The consultancy’s forecast for the November through January shopping season calls for a sales increase in the range of 3.6% to 4.0% compared with the 2015 holiday season. Total holiday sales are expected to surpass $1 trillion, excluding motor vehicle and car sales. E-commerce sales are forecast to total between $96 and $98 billion, up 17% to 19% year over year.
Last year was a tough one for retailers. They faced challenges from unseasonable weather, inventory problems, more technologically savvy consumers, and, worst, deep discounting that started early and remained deep into January.

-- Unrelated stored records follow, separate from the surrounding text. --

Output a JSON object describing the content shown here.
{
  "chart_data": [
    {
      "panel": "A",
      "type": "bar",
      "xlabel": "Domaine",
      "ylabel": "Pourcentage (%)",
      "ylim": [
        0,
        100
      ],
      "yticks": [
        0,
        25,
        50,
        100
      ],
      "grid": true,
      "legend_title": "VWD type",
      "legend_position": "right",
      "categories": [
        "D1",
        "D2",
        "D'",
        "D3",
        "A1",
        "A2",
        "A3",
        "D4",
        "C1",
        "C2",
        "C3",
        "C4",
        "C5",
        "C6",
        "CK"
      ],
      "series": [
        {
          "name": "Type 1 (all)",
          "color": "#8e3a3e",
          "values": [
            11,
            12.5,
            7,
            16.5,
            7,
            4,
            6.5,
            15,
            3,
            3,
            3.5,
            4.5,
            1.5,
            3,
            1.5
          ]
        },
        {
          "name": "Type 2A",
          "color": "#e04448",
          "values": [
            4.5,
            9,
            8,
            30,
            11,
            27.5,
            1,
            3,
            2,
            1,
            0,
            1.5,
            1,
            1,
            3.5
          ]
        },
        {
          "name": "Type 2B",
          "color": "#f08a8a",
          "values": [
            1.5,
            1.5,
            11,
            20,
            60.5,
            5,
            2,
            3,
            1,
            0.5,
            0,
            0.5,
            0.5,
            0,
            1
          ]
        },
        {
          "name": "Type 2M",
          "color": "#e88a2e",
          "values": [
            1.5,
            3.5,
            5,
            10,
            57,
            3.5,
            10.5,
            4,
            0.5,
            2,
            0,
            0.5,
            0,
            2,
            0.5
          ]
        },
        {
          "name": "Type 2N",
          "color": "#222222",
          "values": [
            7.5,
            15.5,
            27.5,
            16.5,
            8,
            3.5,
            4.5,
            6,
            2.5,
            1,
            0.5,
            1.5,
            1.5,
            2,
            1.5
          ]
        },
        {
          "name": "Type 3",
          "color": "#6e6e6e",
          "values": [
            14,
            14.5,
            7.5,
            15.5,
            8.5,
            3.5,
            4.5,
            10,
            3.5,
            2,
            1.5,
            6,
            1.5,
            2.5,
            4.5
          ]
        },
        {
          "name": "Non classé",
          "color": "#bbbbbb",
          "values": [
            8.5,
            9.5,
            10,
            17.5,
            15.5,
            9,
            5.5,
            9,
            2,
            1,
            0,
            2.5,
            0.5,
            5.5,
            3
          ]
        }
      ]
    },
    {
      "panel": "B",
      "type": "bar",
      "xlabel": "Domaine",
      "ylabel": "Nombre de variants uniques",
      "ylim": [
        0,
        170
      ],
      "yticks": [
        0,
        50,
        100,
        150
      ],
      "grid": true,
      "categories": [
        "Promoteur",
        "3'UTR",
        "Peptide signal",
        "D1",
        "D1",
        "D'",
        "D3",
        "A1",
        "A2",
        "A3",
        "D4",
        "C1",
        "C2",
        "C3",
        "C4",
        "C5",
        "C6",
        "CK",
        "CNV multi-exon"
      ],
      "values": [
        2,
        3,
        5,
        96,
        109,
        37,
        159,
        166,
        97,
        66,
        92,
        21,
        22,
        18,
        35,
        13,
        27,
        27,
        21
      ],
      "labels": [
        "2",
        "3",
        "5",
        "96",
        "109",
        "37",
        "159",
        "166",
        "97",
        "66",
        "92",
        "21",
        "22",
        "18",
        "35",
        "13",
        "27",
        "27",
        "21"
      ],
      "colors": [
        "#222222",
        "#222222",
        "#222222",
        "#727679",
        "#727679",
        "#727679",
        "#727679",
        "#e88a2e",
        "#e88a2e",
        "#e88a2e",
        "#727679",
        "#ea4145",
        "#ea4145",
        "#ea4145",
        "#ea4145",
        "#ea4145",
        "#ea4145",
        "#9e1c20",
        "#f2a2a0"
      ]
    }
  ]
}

Daniel Bachman, Deloitte’s senior U.S. economist, said:
Consumers have ramped up their spending this year on the back of a strong labor market. We also expect slightly higher growth in disposable personal income during the upcoming holiday season compared with last year. Consumer confidence also remains elevated, despite some fluctuations in 2016. Additionally, households have been drawing down their savings, and therefore spending has been healthier than would normally be expected given the rate of income growth. While attention toward presidential elections may be a temporary distraction in the early part of the holiday shopping season, it should not have a negative impact on sales, and retailers may benefit from a pickup in post-election consumer spending.
The firm also expects increasing disruption from market fragmentation. Vice Chairman Rod Sides explained:
Retail competition will not only come from the big box down the street or major e-commerce players. It is also likely to come from the small and midsized retailers that focus on niche products and experiences. This group has been collectively taking share from large, traditional retailers to the tune of $200 billion in annual sales over the last five years. The retailers that compete on differentiated products and experiences should be well positioned to outperform other competitors during the holiday season.
Deloitte also forecasts that digital interactions will influence 67%, or $661 billion, of retail store sales this holiday season. This figure reflects the amount of traditional brick-and-mortar retail sales impacted by shoppers’ use of digital devices, including desktop and laptop computers, tablets and smartphones.